My neighbor has an English holly that hangs over the fence in the corner of our backyard. The leaves it drops are thick and waxy, but over time they are broken down by the workings of millions of microorganisms. The leaf veins, however, take longer to decompose. Eventually only the skeleton remains.
This one looks like a fish.
And this half-skeletonized leaf reminds me of a cyborg.
The renowned Dutch garden designer Piet Oudolf is famous for championing the cause of appreciating the beauty of death in the winter garden. His designs always feature plants with winter interest in the form of seedheads, stems, and dried foliage. In his words, he seeks out plants that “live well and die well.”
In an article in The New York Times in 2008, Oudolf said, “The skeletons of the plants are for me as important as the flowers.”
“You see a lot with dead plants,” Oudolf said in that same article. “You accept death. You don’t take plants out, because they still look good. And brown is also a color.”
In a story in The Planthunter from earlier this year, Piet Oudolf expressed his philosophy like this: “If you make a four-season garden you have to accept decay and see the beauty of it. It’s about the texture and shape, the seed heads and the skeletons.”
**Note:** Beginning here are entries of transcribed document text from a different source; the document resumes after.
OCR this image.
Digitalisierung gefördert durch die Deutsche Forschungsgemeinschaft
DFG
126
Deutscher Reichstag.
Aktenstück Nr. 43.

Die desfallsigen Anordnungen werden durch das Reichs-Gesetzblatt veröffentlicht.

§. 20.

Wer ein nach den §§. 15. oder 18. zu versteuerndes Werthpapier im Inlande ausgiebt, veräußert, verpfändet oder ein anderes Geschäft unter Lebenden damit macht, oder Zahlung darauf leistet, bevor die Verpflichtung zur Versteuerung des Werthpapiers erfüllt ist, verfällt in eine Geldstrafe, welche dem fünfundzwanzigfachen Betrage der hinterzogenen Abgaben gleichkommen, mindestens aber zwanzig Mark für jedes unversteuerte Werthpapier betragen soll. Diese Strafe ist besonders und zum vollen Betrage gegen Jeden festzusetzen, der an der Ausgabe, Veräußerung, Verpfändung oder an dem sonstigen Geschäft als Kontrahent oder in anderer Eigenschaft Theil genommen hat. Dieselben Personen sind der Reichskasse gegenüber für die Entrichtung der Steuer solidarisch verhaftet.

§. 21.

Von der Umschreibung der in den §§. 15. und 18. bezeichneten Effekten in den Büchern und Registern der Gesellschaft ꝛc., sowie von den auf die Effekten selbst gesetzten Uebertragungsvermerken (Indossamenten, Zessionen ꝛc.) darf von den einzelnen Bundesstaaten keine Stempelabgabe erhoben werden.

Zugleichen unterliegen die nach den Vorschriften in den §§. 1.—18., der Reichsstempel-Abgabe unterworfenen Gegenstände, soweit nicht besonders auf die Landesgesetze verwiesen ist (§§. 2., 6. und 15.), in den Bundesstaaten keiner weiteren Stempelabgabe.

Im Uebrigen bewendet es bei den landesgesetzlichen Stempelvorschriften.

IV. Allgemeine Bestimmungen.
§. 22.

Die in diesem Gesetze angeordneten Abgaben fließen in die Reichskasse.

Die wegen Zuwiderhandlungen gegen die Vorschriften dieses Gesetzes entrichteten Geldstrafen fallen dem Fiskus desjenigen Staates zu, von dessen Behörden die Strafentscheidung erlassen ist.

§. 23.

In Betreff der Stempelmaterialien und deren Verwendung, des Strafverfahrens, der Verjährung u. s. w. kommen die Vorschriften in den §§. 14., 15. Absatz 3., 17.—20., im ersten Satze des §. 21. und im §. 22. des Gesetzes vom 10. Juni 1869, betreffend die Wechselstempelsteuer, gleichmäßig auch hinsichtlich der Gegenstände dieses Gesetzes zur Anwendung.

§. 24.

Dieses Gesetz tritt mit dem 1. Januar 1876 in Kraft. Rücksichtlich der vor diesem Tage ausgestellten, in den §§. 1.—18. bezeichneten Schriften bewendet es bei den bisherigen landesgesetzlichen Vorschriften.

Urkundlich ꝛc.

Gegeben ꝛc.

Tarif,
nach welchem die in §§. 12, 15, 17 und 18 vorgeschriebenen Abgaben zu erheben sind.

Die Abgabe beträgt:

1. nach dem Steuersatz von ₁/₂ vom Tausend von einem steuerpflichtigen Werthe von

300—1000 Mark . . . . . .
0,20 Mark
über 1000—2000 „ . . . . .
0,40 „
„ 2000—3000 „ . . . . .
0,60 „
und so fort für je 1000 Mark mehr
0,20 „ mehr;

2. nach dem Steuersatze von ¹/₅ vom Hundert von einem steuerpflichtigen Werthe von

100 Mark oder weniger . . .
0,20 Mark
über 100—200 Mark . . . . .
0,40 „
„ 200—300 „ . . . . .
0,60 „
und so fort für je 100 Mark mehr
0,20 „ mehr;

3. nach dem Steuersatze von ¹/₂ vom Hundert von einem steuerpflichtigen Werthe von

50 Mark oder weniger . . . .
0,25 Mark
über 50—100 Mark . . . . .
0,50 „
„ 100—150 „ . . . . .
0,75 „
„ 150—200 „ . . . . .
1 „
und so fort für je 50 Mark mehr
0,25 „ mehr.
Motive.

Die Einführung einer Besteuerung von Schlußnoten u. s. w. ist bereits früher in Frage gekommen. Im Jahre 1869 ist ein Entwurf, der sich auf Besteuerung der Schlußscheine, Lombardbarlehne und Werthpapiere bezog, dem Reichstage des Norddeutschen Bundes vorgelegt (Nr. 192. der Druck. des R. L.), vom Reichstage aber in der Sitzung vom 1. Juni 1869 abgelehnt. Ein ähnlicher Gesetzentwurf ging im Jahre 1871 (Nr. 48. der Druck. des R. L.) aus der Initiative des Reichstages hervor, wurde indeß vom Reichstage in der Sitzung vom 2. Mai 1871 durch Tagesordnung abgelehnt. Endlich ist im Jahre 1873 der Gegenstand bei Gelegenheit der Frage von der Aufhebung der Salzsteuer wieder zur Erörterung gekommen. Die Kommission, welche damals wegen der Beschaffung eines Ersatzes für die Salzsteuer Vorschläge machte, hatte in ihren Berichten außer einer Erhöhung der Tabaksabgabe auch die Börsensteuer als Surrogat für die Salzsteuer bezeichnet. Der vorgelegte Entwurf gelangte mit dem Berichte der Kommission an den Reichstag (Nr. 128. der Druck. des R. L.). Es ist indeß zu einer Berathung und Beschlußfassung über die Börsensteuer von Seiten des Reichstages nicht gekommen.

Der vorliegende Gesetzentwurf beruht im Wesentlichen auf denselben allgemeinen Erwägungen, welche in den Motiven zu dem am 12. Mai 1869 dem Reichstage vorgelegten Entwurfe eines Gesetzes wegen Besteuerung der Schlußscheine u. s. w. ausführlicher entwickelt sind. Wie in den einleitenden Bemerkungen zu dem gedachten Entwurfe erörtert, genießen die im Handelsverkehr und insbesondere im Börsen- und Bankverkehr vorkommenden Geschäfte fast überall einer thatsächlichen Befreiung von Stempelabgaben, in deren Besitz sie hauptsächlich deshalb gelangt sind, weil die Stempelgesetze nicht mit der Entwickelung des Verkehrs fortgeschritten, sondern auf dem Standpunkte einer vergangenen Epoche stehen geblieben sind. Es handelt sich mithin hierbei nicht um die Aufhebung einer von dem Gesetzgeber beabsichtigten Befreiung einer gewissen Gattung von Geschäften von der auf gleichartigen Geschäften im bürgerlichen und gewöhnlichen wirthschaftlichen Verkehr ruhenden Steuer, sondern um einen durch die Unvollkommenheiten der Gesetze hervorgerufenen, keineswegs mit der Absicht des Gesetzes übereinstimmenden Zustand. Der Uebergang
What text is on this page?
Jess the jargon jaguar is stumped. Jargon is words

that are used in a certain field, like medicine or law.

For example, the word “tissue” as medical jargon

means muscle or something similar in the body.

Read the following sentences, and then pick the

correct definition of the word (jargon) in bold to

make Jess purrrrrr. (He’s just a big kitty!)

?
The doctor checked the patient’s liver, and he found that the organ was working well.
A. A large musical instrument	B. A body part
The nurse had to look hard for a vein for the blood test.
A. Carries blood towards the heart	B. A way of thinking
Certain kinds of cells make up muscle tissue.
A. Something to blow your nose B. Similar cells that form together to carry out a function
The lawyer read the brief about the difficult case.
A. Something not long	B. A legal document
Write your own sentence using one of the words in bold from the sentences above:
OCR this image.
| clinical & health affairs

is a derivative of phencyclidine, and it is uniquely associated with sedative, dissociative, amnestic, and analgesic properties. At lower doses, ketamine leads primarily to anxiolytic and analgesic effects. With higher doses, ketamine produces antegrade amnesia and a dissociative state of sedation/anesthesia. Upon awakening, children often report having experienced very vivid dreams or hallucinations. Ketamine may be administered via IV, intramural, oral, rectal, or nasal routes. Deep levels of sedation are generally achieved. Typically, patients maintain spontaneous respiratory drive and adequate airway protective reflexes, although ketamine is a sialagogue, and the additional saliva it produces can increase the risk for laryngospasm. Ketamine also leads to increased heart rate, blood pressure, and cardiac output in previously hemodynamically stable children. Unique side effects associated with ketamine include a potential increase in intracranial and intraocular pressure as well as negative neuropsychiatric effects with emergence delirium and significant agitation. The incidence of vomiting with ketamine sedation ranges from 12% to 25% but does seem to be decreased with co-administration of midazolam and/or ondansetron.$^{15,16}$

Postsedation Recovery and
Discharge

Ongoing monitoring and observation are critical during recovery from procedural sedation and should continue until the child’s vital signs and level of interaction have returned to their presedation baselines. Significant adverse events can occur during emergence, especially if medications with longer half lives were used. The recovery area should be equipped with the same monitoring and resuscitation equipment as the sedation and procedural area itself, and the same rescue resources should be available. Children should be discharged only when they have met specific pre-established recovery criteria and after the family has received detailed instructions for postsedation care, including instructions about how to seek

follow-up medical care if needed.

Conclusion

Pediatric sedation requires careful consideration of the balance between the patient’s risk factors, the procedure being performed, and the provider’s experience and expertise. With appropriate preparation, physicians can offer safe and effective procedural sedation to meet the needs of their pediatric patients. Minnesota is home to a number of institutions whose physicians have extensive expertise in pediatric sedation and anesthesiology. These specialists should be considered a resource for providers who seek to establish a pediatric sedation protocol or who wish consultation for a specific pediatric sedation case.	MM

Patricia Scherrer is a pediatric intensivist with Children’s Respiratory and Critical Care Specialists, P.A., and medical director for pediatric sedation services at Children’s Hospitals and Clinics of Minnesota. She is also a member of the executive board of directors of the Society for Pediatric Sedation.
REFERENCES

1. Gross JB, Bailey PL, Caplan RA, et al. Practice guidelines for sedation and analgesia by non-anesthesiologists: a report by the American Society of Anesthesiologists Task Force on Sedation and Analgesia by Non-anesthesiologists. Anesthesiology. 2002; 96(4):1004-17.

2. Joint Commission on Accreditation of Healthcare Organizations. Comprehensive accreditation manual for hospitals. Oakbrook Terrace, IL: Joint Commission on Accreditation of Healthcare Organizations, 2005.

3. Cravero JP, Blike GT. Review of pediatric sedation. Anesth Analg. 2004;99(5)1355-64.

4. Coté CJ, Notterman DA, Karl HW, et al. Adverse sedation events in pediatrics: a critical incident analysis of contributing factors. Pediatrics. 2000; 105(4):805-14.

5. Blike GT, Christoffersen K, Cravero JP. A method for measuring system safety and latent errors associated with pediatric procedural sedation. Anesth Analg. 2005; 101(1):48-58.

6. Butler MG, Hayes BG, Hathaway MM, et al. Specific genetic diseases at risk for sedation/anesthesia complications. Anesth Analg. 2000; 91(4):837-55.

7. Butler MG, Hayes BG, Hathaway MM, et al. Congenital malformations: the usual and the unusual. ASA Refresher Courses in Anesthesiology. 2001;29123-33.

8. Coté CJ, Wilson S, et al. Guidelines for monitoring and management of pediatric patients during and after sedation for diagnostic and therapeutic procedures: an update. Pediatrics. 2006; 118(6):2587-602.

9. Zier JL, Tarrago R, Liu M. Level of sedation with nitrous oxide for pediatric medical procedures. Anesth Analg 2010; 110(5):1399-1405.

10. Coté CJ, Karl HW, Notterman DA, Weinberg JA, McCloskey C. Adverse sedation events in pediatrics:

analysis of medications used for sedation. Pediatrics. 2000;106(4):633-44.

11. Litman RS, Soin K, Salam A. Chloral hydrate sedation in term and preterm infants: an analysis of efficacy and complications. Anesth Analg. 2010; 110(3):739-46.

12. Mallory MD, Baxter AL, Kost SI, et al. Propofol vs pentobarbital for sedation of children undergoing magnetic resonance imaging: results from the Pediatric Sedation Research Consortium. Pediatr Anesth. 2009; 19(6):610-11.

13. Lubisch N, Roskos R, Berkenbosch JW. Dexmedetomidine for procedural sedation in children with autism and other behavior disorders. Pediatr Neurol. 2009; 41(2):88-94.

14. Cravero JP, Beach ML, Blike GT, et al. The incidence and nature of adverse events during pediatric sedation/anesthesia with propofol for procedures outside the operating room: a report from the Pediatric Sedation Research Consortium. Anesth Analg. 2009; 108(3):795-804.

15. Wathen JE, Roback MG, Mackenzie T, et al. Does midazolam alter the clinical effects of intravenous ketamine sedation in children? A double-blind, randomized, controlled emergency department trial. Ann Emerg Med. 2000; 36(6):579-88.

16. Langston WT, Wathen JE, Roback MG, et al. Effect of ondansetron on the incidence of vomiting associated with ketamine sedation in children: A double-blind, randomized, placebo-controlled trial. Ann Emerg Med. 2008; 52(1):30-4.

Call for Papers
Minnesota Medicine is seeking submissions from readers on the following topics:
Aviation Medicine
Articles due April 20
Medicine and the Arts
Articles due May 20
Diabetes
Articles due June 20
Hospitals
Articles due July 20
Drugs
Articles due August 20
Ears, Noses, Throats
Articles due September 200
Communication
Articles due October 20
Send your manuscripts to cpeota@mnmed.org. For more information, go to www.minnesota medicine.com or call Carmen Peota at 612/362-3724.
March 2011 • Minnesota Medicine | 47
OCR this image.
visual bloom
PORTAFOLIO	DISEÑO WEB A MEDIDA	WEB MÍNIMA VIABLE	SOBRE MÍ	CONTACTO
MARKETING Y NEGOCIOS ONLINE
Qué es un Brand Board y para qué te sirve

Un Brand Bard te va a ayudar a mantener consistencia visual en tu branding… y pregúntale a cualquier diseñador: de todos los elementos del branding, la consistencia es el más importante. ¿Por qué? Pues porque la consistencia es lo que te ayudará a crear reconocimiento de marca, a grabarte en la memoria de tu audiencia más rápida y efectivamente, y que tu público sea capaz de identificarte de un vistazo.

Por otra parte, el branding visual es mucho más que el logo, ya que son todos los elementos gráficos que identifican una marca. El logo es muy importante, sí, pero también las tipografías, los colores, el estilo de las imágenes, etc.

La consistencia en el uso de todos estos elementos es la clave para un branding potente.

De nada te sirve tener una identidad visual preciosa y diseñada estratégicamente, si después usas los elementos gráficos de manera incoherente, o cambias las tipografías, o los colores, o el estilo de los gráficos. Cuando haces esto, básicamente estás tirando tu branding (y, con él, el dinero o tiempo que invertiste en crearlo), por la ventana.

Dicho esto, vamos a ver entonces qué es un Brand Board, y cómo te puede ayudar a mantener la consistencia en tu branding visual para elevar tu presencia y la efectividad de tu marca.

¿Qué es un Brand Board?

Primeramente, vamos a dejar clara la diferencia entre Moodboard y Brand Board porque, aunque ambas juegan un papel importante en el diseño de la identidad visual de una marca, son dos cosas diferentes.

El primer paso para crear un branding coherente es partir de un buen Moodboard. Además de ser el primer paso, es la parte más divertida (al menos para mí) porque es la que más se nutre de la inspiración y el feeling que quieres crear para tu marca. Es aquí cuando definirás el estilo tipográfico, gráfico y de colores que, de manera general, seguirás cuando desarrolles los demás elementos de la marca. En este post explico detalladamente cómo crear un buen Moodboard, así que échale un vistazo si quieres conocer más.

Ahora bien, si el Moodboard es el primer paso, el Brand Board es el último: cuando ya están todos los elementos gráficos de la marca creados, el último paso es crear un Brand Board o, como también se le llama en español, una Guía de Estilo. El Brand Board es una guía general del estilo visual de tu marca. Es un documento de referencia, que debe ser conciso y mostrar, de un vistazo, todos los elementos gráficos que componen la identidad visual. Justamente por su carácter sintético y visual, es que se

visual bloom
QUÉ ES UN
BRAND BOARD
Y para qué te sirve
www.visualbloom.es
Oudolf added, “So instead of using the scissors you use your eyes”—in reference to the popular practice of “tidying up” the garden by cutting all this potential beauty down.
In 1836, Ralph Waldo Emerson wrote in Nature that “Even the corpse has its own beauty.” I remember thinking when I first read that, “Well, that’s a stretch.” I get it now.
Emerson wrote, “There is no object so foul that intense light will not make beautiful.” Like this decaying leaf…
Illuminated by the sun.
Or like this leaf, lit up.
I agree wholeheartedly with Emerson when he wrote, “I please myself with the graces of the winter scenery, and believe that we are as much touched by it as by the genial influences of summer.”
And I also believe that, “To the attentive eye, each moment of the year has its own beauty, and in the same field, it beholds, every hour, a picture which was never seen before, and which shall never be seen again.”
But it is with a heavy heart and bleary eyes that I see and appreciate the beauty of death in the garden on this wintery day. Rest in peace, dear friend.
Condolences on losing your beloved kitty. I leave lots of seedheads and stalks up for quite a while, except for a few things like peony foliage, that needs to be cleaned up. I often don’t start cutting back the dead stuff till late winter/early spring, because it truly is beautiful. Great shots of the skeletonized leaves. Good quotes too.
Thank you, Alison. I loved your frosty shots on your last blog post, too! There is a lot of beauty to be found if you look for it.
I’m so sorry …your kitty ! I love this time of year , I’m leaving everything till the rain turns everything to mush .
Thanks, Linda. I never liked this time of year much in the Midwest. November was bleak, because the whole winter was ahead. And it seemed extra-cold, because we hadn’t adjusted to the cold weather yet. But here in mild Portland, it’s nice! At times I almost wish it was colder, so I would be forced to take a break from the garden and work on an indoor project. Almost.